Indem wir uns nicht durch Labels definieren, haben wir die Möglichkeit zu überlegen, wie es uns in einer bestimmten Situation gutgehen kann, die wir sonst vielleicht einfach aufgrund unseres „Typs“ als schwierig abgetan hätten.
„Wir müssen weiter und tiefer gehen, aber das Gute an diesen Konzepten ist, dass sie unsere Neugierde auf uns selbst wecken“, sagte Jodie. „Sie sind ein guter Anfang, aber wir sollten nicht bei der Definition Halt machen.“ Sie fügt hinzu, dass die Tatsache, dass wir uns überhaupt zu einer bestimmten Bezeichnung hingezogen fühlen, etwas über uns selbst aussagt.
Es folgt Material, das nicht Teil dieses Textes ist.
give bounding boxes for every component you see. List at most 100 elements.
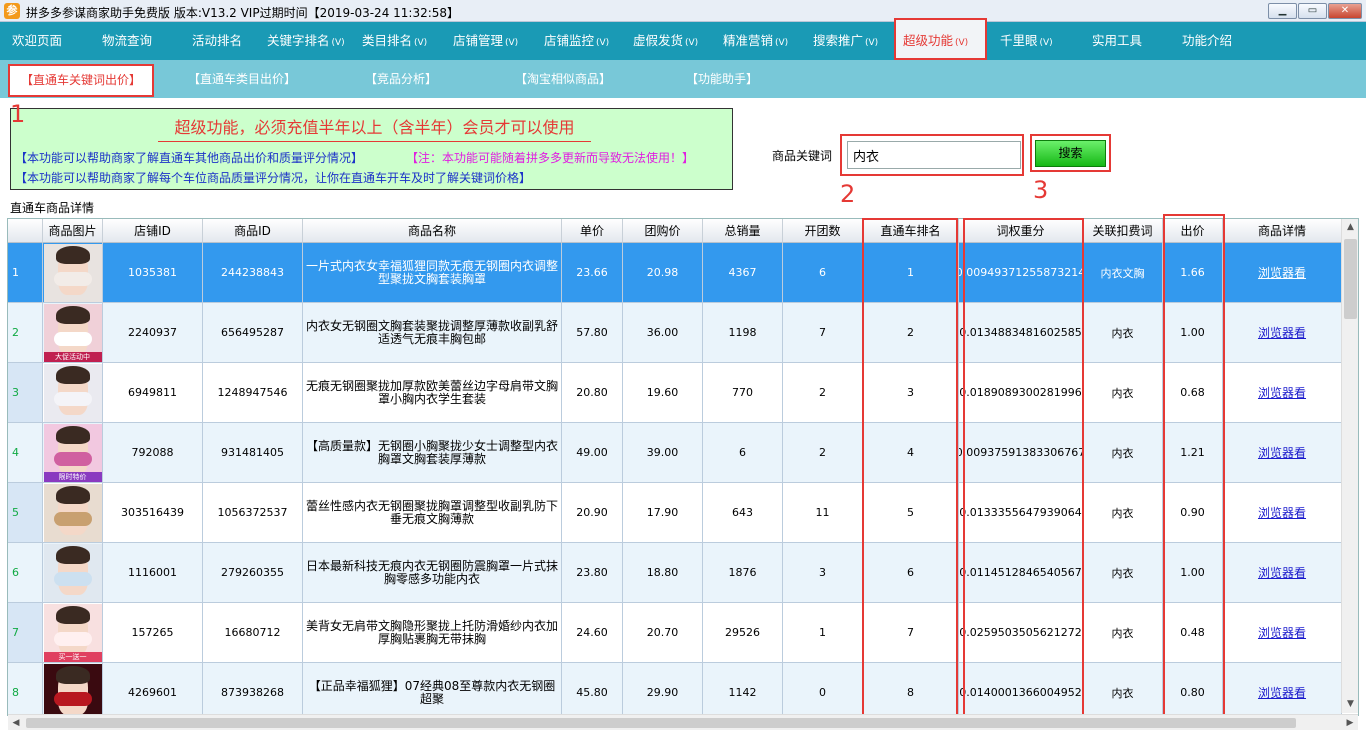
cell-word: 内衣 — [1083, 483, 1163, 543]
menu-item-3[interactable]: 关键字排名 (V) — [267, 22, 345, 60]
thumb-banner: 大促活动中 — [43, 351, 102, 362]
table-row[interactable]: 3 6949811 1248947546 无痕无钢圈聚拢加厚款欧美蕾丝边字母肩带文胸罩… — [8, 363, 1342, 423]
scroll-thumb[interactable] — [1344, 239, 1357, 319]
menu-item-label: 店铺监控 — [544, 33, 595, 48]
tab-direct-keyword-bid[interactable]: 【直通车关键词出价】 — [8, 64, 154, 97]
table-row[interactable]: 6 1116001 279260355 日本最新科技无痕内衣无钢圈防震胸罩一片式抹胸零… — [8, 543, 1342, 603]
cell-goods: 16680712 — [203, 603, 303, 663]
col-header-word[interactable]: 关联扣费词 — [1083, 219, 1163, 243]
cell-goods: 656495287 — [203, 303, 303, 363]
col-header-name[interactable]: 商品名称 — [303, 219, 562, 243]
menu-item-12[interactable]: 实用工具 — [1092, 22, 1142, 60]
chevron-down-icon: (V) — [865, 38, 879, 48]
menu-item-0[interactable]: 欢迎页面 — [12, 22, 62, 60]
col-header-bid[interactable]: 出价 — [1163, 219, 1223, 243]
view-in-browser-link[interactable]: 浏览器看 — [1223, 603, 1342, 663]
col-header-groups[interactable]: 开团数 — [783, 219, 863, 243]
close-button[interactable]: ✕ — [1328, 3, 1362, 19]
menu-item-1[interactable]: 物流查询 — [102, 22, 152, 60]
cell-shop: 4269601 — [103, 663, 203, 715]
cell-word: 内衣 — [1083, 603, 1163, 663]
col-header-img[interactable]: 商品图片 — [43, 219, 103, 243]
cell-sales: 29526 — [703, 603, 783, 663]
vertical-scrollbar[interactable]: ▲ ▼ — [1341, 219, 1358, 713]
menu-item-7[interactable]: 虚假发货 (V) — [633, 22, 698, 60]
tab-2[interactable]: 【竞品分析】 — [365, 60, 437, 98]
cell-shop: 1116001 — [103, 543, 203, 603]
view-in-browser-link[interactable]: 浏览器看 — [1223, 483, 1342, 543]
notice-line-2: 【本功能可以帮助商家了解每个车位商品质量评分情况，让你在直通车开车及时了解关键词… — [15, 171, 532, 185]
cell-shop: 157265 — [103, 603, 203, 663]
product-thumbnail: 限时特价 — [43, 423, 102, 482]
search-button[interactable]: 搜索 — [1035, 140, 1106, 167]
thumb-banner: 限时特价 — [43, 471, 102, 482]
menu-item-2[interactable]: 活动排名 — [192, 22, 242, 60]
table-row[interactable]: 5 303516439 1056372537 蕾丝性感内衣无钢圈聚拢胸罩调整型收副乳防… — [8, 483, 1342, 543]
cell-goods: 279260355 — [203, 543, 303, 603]
notice-warning: 【注：本功能可能随着拼多多更新而导致无法使用！】 — [406, 151, 695, 165]
scroll-down-icon[interactable]: ▼ — [1342, 696, 1359, 713]
scroll-left-icon[interactable]: ◀ — [8, 715, 24, 731]
col-header-n[interactable] — [8, 219, 43, 243]
menu-item-13[interactable]: 功能介绍 — [1182, 22, 1232, 60]
keyword-input[interactable] — [847, 141, 1021, 169]
menu-item-label: 关键字排名 — [267, 33, 330, 48]
table-row[interactable]: 4 限时特价 792088 931481405 【高质量款】无钢圈小胸聚拢少女士调整型内… — [8, 423, 1342, 483]
table-row[interactable]: 1 1035381 244238843 一片式内衣女幸福狐狸同款无痕无钢圈内衣调整型聚… — [8, 243, 1342, 303]
product-thumbnail — [43, 363, 102, 422]
cell-bid: 0.90 — [1163, 483, 1223, 543]
model-hair — [55, 425, 90, 444]
view-in-browser-link[interactable]: 浏览器看 — [1223, 243, 1342, 303]
cell-shop: 792088 — [103, 423, 203, 483]
menu-item-10[interactable]: 超级功能 (V) — [903, 22, 968, 60]
maximize-button[interactable]: ▭ — [1298, 3, 1327, 19]
menu-item-4[interactable]: 类目排名 (V) — [362, 22, 427, 60]
col-header-group[interactable]: 团购价 — [623, 219, 703, 243]
menu-item-label: 欢迎页面 — [12, 33, 63, 48]
cell-group: 18.80 — [623, 543, 703, 603]
col-header-rank[interactable]: 直通车排名 — [863, 219, 959, 243]
view-in-browser-link[interactable]: 浏览器看 — [1223, 303, 1342, 363]
table-row[interactable]: 2 大促活动中 2240937 656495287 内衣女无钢圈文胸套装聚拢调整厚薄款收… — [8, 303, 1342, 363]
tab-1[interactable]: 【直通车类目出价】 — [188, 60, 296, 98]
app-logo-icon: 参 — [4, 3, 20, 19]
col-header-sales[interactable]: 总销量 — [703, 219, 783, 243]
col-header-goods[interactable]: 商品ID — [203, 219, 303, 243]
cell-bid: 1.00 — [1163, 543, 1223, 603]
tab-3[interactable]: 【淘宝相似商品】 — [515, 60, 611, 98]
cell-weight: 0.00937591383306767 — [959, 423, 1083, 483]
view-in-browser-link[interactable]: 浏览器看 — [1223, 543, 1342, 603]
cell-group: 20.70 — [623, 603, 703, 663]
view-in-browser-link[interactable]: 浏览器看 — [1223, 423, 1342, 483]
cell-word: 内衣 — [1083, 663, 1163, 715]
cell-bid: 0.48 — [1163, 603, 1223, 663]
menu-item-label: 实用工具 — [1092, 33, 1143, 48]
scroll-up-icon[interactable]: ▲ — [1342, 219, 1359, 236]
menu-item-label: 功能介绍 — [1182, 33, 1233, 48]
cell-sales: 1876 — [703, 543, 783, 603]
table-row[interactable]: 7 买一送一 157265 16680712 美背女无肩带文胸隐形聚拢上托防滑婚纱内衣加… — [8, 603, 1342, 663]
scroll-right-icon[interactable]: ▶ — [1342, 715, 1358, 731]
hscroll-thumb[interactable] — [26, 718, 1296, 728]
bra-shape — [53, 271, 92, 286]
tab-4[interactable]: 【功能助手】 — [686, 60, 758, 98]
menu-item-6[interactable]: 店铺监控 (V) — [544, 22, 609, 60]
cell-weight: 0.0114512846540567 — [959, 543, 1083, 603]
cell-word: 内衣 — [1083, 303, 1163, 363]
menu-item-8[interactable]: 精准营销 (V) — [723, 22, 788, 60]
view-in-browser-link[interactable]: 浏览器看 — [1223, 363, 1342, 423]
table-row[interactable]: 8 4269601 873938268 【正品幸福狐狸】07经典08至尊款内衣无钢圈超… — [8, 663, 1342, 715]
model-hair — [55, 305, 90, 324]
minimize-button[interactable]: ▁ — [1268, 3, 1297, 19]
cell-word: 内衣 — [1083, 543, 1163, 603]
horizontal-scrollbar[interactable]: ◀ ▶ — [8, 714, 1358, 730]
product-image — [43, 483, 103, 543]
menu-item-5[interactable]: 店铺管理 (V) — [453, 22, 518, 60]
menu-item-11[interactable]: 千里眼 (V) — [1000, 22, 1053, 60]
col-header-weight[interactable]: 词权重分 — [959, 219, 1083, 243]
menu-item-9[interactable]: 搜索推广 (V) — [813, 22, 878, 60]
col-header-price[interactable]: 单价 — [562, 219, 623, 243]
view-in-browser-link[interactable]: 浏览器看 — [1223, 663, 1342, 715]
col-header-link[interactable]: 商品详情 — [1223, 219, 1342, 243]
col-header-shop[interactable]: 店铺ID — [103, 219, 203, 243]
Das veranlasste mich dazu, darüber nachzudenken, warum ich unbedingt wissen wollte, ob ich nun extrovertiert oder introvertiert bin.
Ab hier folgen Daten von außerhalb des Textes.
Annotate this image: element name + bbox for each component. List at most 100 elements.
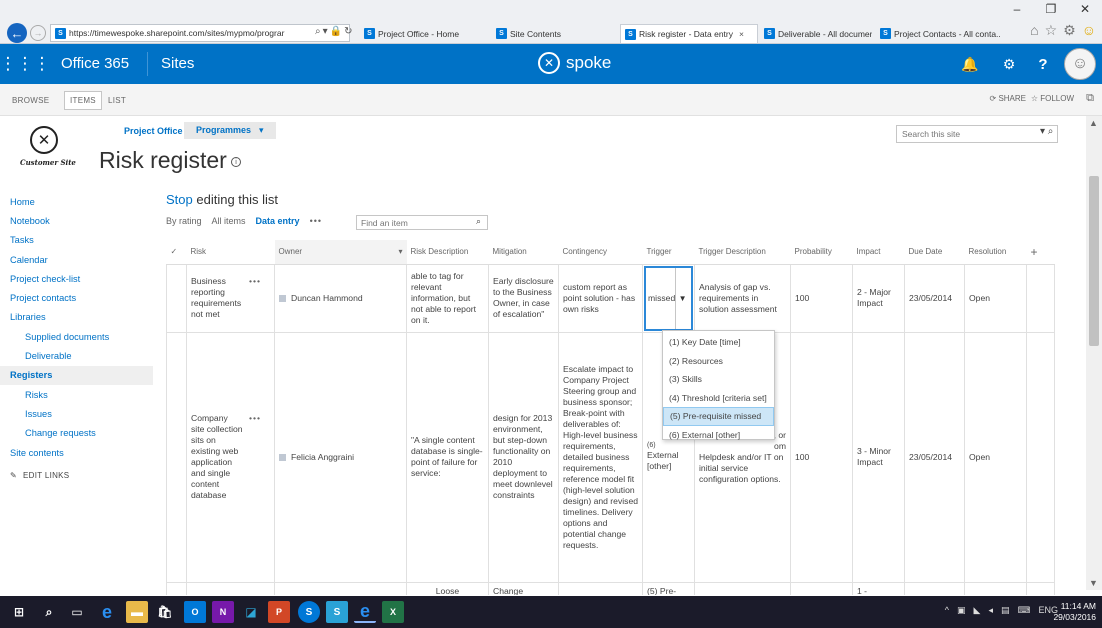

Ich erinnerte mich daran, dass wir den Myers-Briggs-Test bei der Arbeit vor all den Jahren auch für andere gemacht hatten, und alle schätzten mich auf der Extrovertiertheitsskala höher ein, als ich es selbst getan hätte. Die anderen hielten mich für extrovertierter, als ich es tatsächlich bin, und das tun sie wahrscheinlich immer noch. Vielleicht rührt meine eigene Faszination für dieses Thema also von dem Wunsch her, besser verstanden zu werden.
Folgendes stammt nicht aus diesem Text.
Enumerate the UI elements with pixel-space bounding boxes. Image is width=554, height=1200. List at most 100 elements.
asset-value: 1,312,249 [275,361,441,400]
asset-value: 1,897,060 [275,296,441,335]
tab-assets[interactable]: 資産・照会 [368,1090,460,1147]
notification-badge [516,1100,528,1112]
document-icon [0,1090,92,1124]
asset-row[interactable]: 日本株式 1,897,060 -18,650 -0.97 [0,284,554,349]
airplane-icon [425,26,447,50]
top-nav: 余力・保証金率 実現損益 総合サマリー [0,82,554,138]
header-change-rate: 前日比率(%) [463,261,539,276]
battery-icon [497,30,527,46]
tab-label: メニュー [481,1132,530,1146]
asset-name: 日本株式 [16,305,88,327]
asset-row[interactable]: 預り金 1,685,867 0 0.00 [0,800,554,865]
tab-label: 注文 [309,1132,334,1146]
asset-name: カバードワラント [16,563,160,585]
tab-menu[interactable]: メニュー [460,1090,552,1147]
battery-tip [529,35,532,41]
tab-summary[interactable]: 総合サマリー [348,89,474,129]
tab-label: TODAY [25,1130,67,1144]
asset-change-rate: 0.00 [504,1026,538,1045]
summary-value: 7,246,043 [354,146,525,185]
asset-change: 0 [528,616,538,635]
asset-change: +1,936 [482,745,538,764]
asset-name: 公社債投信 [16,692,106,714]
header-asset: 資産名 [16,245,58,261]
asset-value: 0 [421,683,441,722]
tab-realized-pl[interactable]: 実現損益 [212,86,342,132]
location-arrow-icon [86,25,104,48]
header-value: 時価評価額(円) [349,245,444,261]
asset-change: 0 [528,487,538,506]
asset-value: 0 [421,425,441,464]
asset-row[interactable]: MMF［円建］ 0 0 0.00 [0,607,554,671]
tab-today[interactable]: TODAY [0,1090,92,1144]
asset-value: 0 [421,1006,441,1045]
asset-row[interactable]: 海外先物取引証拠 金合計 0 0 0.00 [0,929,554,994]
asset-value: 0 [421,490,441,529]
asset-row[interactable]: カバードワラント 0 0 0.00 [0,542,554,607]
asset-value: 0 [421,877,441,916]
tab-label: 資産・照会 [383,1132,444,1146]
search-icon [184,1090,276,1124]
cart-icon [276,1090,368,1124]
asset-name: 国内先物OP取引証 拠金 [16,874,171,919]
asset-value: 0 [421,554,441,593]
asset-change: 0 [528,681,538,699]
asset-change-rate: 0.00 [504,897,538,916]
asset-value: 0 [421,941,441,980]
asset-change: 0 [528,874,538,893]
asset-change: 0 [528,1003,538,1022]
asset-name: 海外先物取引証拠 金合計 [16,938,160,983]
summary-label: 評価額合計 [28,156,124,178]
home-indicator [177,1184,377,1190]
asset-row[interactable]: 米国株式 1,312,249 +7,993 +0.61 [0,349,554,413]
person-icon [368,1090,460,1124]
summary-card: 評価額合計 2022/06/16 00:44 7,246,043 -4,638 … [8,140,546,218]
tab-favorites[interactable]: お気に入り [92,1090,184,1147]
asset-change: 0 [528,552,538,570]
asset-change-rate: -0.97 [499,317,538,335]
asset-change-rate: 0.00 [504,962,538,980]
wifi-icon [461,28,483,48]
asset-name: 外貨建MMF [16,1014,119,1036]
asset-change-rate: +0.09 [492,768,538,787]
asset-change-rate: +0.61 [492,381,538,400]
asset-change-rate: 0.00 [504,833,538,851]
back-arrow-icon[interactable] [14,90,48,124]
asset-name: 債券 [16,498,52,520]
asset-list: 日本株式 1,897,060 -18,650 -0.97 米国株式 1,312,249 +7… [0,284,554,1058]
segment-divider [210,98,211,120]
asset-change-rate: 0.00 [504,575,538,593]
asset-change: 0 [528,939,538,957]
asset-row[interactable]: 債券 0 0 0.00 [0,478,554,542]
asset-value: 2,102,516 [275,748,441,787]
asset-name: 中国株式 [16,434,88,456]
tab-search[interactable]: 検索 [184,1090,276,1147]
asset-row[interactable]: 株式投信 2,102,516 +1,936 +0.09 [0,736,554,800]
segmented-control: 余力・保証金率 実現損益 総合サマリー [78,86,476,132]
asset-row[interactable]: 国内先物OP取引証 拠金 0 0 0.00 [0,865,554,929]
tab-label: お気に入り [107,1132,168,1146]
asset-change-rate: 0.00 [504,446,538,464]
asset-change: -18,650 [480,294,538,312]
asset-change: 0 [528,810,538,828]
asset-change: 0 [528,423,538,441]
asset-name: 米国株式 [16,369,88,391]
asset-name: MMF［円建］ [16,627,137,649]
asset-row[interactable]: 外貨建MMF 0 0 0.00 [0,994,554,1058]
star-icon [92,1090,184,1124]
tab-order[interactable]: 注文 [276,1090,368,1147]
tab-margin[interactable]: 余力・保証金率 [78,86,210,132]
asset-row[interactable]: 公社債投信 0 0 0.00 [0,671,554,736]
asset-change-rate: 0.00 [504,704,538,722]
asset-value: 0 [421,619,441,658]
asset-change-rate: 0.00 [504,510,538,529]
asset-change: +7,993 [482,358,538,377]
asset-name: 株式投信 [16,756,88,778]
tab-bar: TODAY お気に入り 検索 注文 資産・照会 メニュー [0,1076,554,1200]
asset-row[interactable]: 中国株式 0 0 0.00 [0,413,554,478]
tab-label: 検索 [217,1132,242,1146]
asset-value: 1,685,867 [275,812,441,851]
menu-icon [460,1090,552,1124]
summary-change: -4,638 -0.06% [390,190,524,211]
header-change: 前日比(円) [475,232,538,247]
Ich hatte oft das Gefühl, dass meine innere Welt und die Wahrnehmung durch andere nicht übereinstimmen. Vielleicht nehme ich deshalb all diese Konzepte so ernst, vor allem dieses hier. Für mich werden Persönlichkeitstests immer ein guter Ausgangspunkt für persönliches Wachstum bleiben, aber ich denke, dass es eine gute Idee sein kann, sich von Labels zu befreien, da sie uns nicht definieren sollten. Wenn du noch nicht dazu bereit sein solltest, das zu tun, kannst du dich auch gerne als „ambivertierter“ Mensch bezeichnen, der die Fähigkeit hat, in unterschiedlichen Momenten mal extrovertiert und und mal introvertiert zu sein.